Why does the partial of $f: \Delta \to \mathbb{R}^2$ fail to exist?

Question

Given $f: \Delta = \{x = (x_1,x_2)| x_1+x_2 = 1, x_1 \geq 0, x_2 \geq 0\} \to \mathbb{R}^2$

Claim: $\dfrac{\partial f_i}{ \partial x_j}$ doesn't exist.

This statement is true. Can anyone please provide a way to justify this statement?

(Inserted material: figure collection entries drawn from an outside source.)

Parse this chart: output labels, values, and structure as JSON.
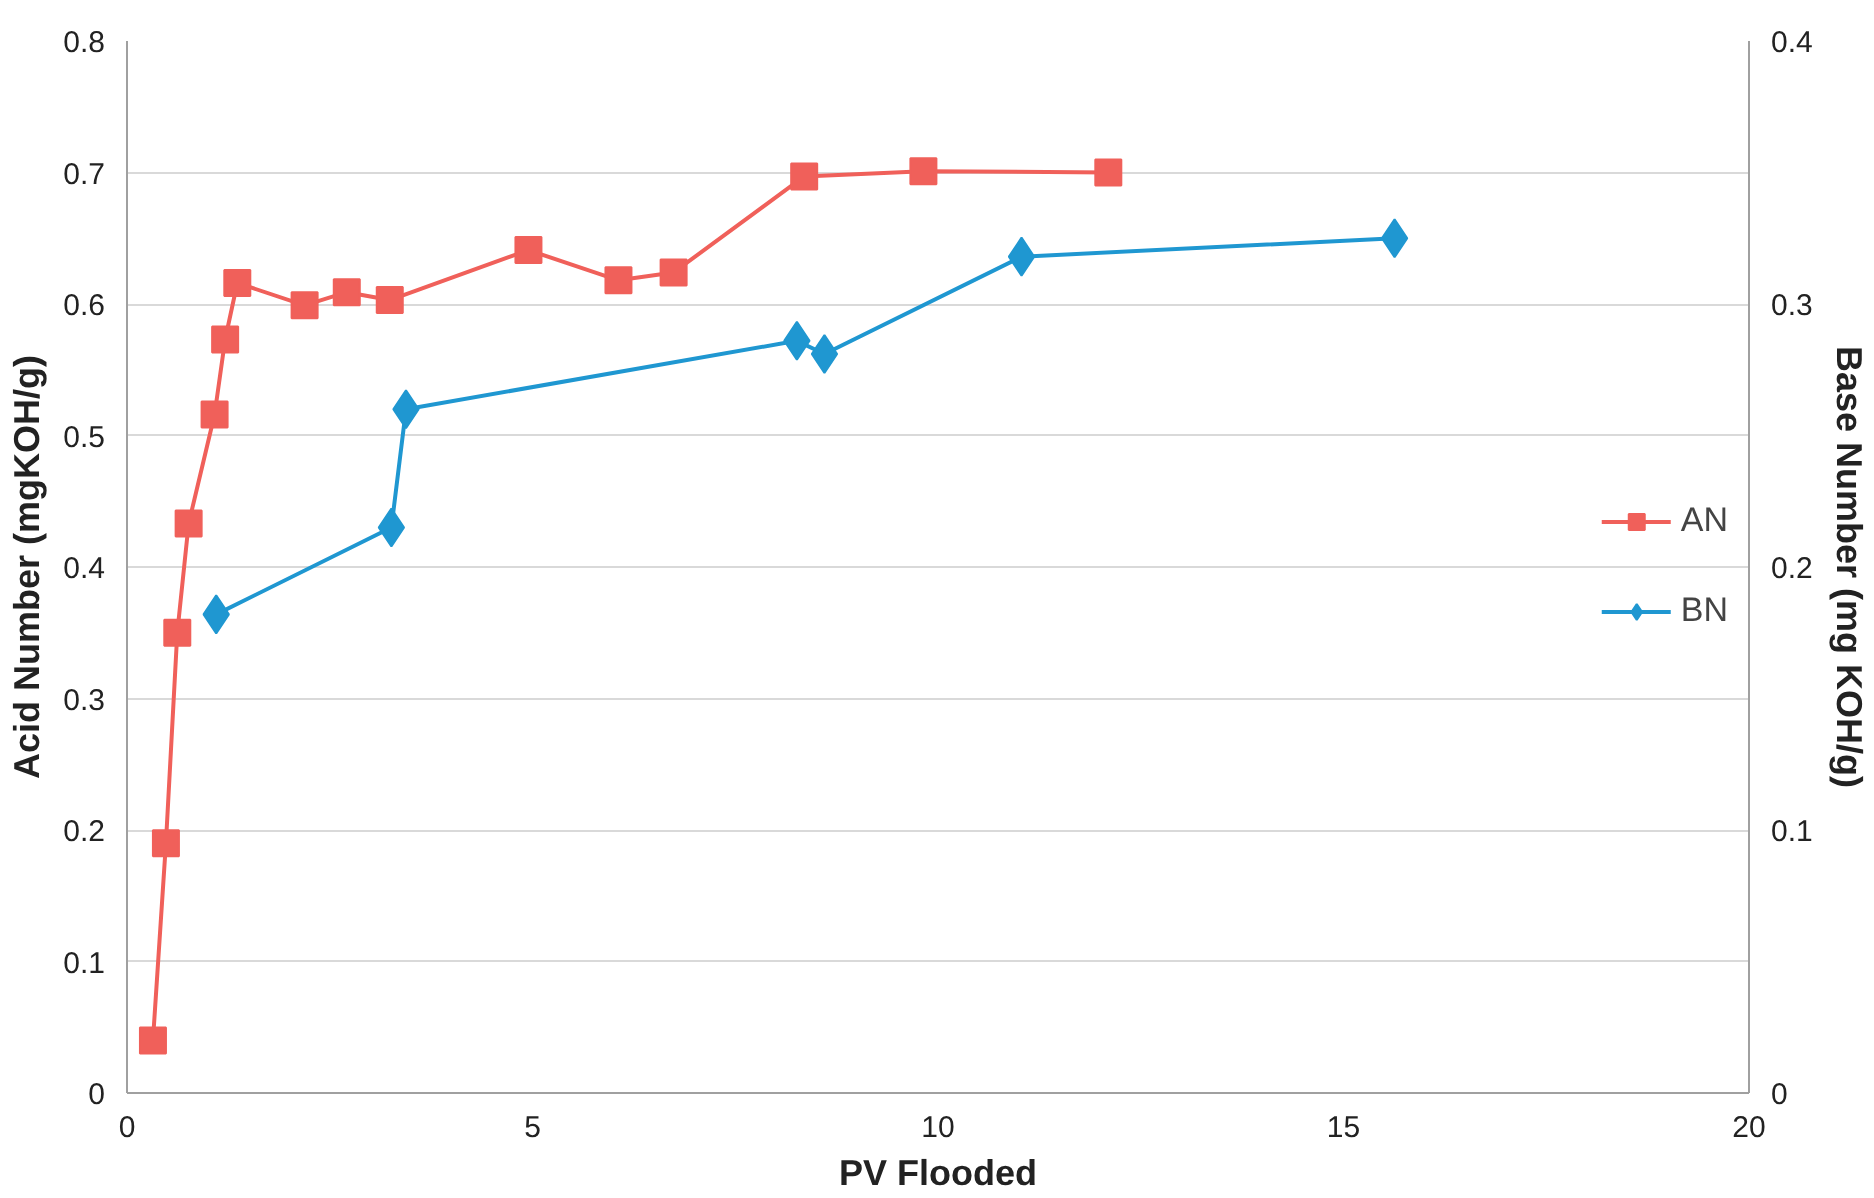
{
  "chart_data": {
    "type": "line",
    "xlabel": "PV Flooded",
    "ylabel": "Acid Number (mgKOH/g)",
    "y2label": "Base Number (mg KOH/g)",
    "xlim": [
      0,
      20
    ],
    "xticks": [
      0,
      5,
      10,
      15,
      20
    ],
    "ylim": [
      0,
      0.8
    ],
    "yticks": [
      0,
      0.1,
      0.2,
      0.3,
      0.4,
      0.5,
      0.6,
      0.7,
      0.8
    ],
    "y2lim": [
      0,
      0.4
    ],
    "y2ticks": [
      0,
      0.1,
      0.2,
      0.3,
      0.4
    ],
    "grid": "y",
    "legend": "right",
    "series": [
      {
        "name": "AN",
        "color": "#f0605a",
        "marker": "square",
        "x": [
          0.32,
          0.48,
          0.62,
          0.76,
          1.08,
          1.21,
          1.36,
          2.19,
          2.71,
          3.24,
          4.95,
          6.06,
          6.74,
          8.35,
          9.82,
          12.1
        ],
        "values": [
          0.04,
          0.19,
          0.35,
          0.433,
          0.516,
          0.573,
          0.616,
          0.599,
          0.609,
          0.603,
          0.641,
          0.618,
          0.624,
          0.697,
          0.701,
          0.7
        ]
      },
      {
        "name": "BN",
        "color": "#1f97d1",
        "marker": "diamond",
        "axis": "y2",
        "x": [
          1.1,
          3.26,
          3.44,
          8.26,
          8.6,
          11.03,
          15.63
        ],
        "values": [
          0.182,
          0.215,
          0.26,
          0.286,
          0.281,
          0.318,
          0.325
        ]
      }
    ]
  }
}
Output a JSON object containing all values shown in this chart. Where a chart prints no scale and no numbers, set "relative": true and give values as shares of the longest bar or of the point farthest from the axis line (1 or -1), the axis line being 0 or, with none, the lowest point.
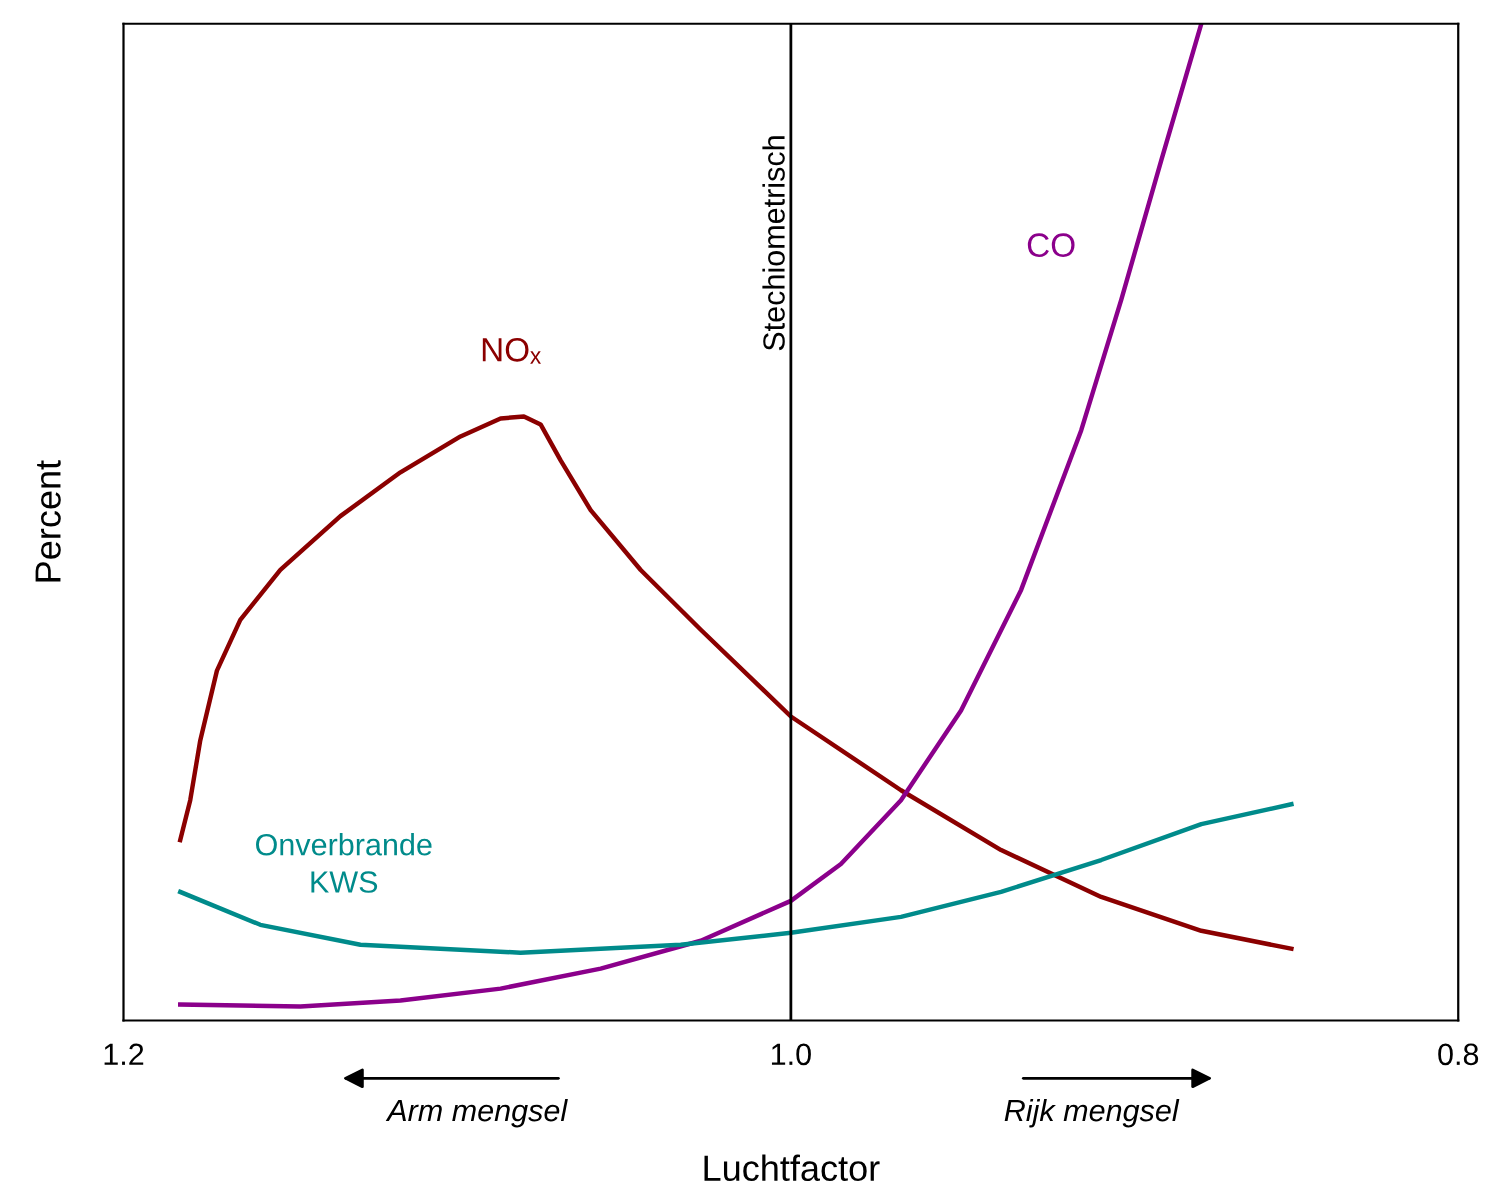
{
  "chart_data": {
    "type": "line",
    "xlabel": "Luchtfactor",
    "ylabel": "Percent",
    "relative": true,
    "xlim": [
      1.2,
      0.8
    ],
    "xticks": [
      {
        "value": 1.2,
        "label": "1.2"
      },
      {
        "value": 1.0,
        "label": "1.0"
      },
      {
        "value": 0.8,
        "label": "0.8"
      }
    ],
    "tick_labels": "x",
    "grid": false,
    "legend": false,
    "marker": "none",
    "line_style": "solid",
    "series": [
      {
        "name": "NOₓ",
        "color": "#8b0000",
        "x": [
          1.183,
          1.18,
          1.177,
          1.172,
          1.165,
          1.153,
          1.135,
          1.117,
          1.099,
          1.087,
          1.08,
          1.075,
          1.069,
          1.06,
          1.045,
          1.027,
          1.0,
          0.967,
          0.937,
          0.907,
          0.877,
          0.85
        ],
        "values": [
          0.181,
          0.221,
          0.281,
          0.351,
          0.402,
          0.452,
          0.506,
          0.55,
          0.586,
          0.604,
          0.606,
          0.598,
          0.562,
          0.512,
          0.452,
          0.392,
          0.305,
          0.231,
          0.171,
          0.124,
          0.09,
          0.072
        ]
      },
      {
        "name": "CO",
        "color": "#8b008b",
        "x": [
          1.183,
          1.147,
          1.117,
          1.087,
          1.057,
          1.027,
          1.0,
          0.985,
          0.967,
          0.949,
          0.931,
          0.913,
          0.901,
          0.889,
          0.877
        ],
        "values": [
          0.016,
          0.014,
          0.02,
          0.032,
          0.052,
          0.08,
          0.12,
          0.157,
          0.221,
          0.311,
          0.432,
          0.592,
          0.723,
          0.863,
          1.0
        ]
      },
      {
        "name": "Onverbrande\nKWS",
        "color": "#008b8b",
        "x": [
          1.183,
          1.159,
          1.129,
          1.081,
          1.033,
          1.0,
          0.967,
          0.937,
          0.907,
          0.877,
          0.85
        ],
        "values": [
          0.129,
          0.096,
          0.076,
          0.068,
          0.076,
          0.088,
          0.104,
          0.129,
          0.161,
          0.197,
          0.217
        ]
      }
    ],
    "ref_lines": [
      {
        "axis": "x",
        "value": 1.0,
        "label": "Stechiometrisch",
        "color": "#000000"
      }
    ],
    "annotations": [
      "Arm mengsel",
      "Rijk mengsel"
    ]
  }
}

I have a feeling that this is due to compactness of the domain of $f$, which comes into conflict with the formal definition of the partial derivative. But I do not know if we could extend the definition of partial derivative for $f$ defined on compact sets. Further, I can produce large amount of examples that seems to contradict the claim:

Example: Consider $f(x_1,x_2) = \begin{bmatrix} x_1 \\ 2 x_2 \end{bmatrix} = \begin{bmatrix} f_1 \\ f_2 \end{bmatrix}$, then clearly $\dfrac{\partial f_1}{\partial x_1} = 1, \dfrac{\partial f_1}{\partial x_2} = 0$, ditto the other partials.

Can anyone please assist!

Answer 1

The domain of $f$ is a line segment that contains no open interval in the $x_1$ or $x_2$ direction. So the idea of a derivative in these directions, which is what the partial derivatives of $f$ would be, is dead on arrival.

Answer 2

Since $x_1 + x_2 = 1$ on $\Delta$, we can write $f(x_1,x_2)= (x_1, 2x_2) = (1 - x_2, 2x_2)$ and thus "clearly" $\dfrac{\partial f_1}{\partial x_1} = 0$. Do you see a problem? You need to think about more than just the rule you use to define the function to assess its differentiability - go back to the actual definition of partial derivatives and work out what's really going on here.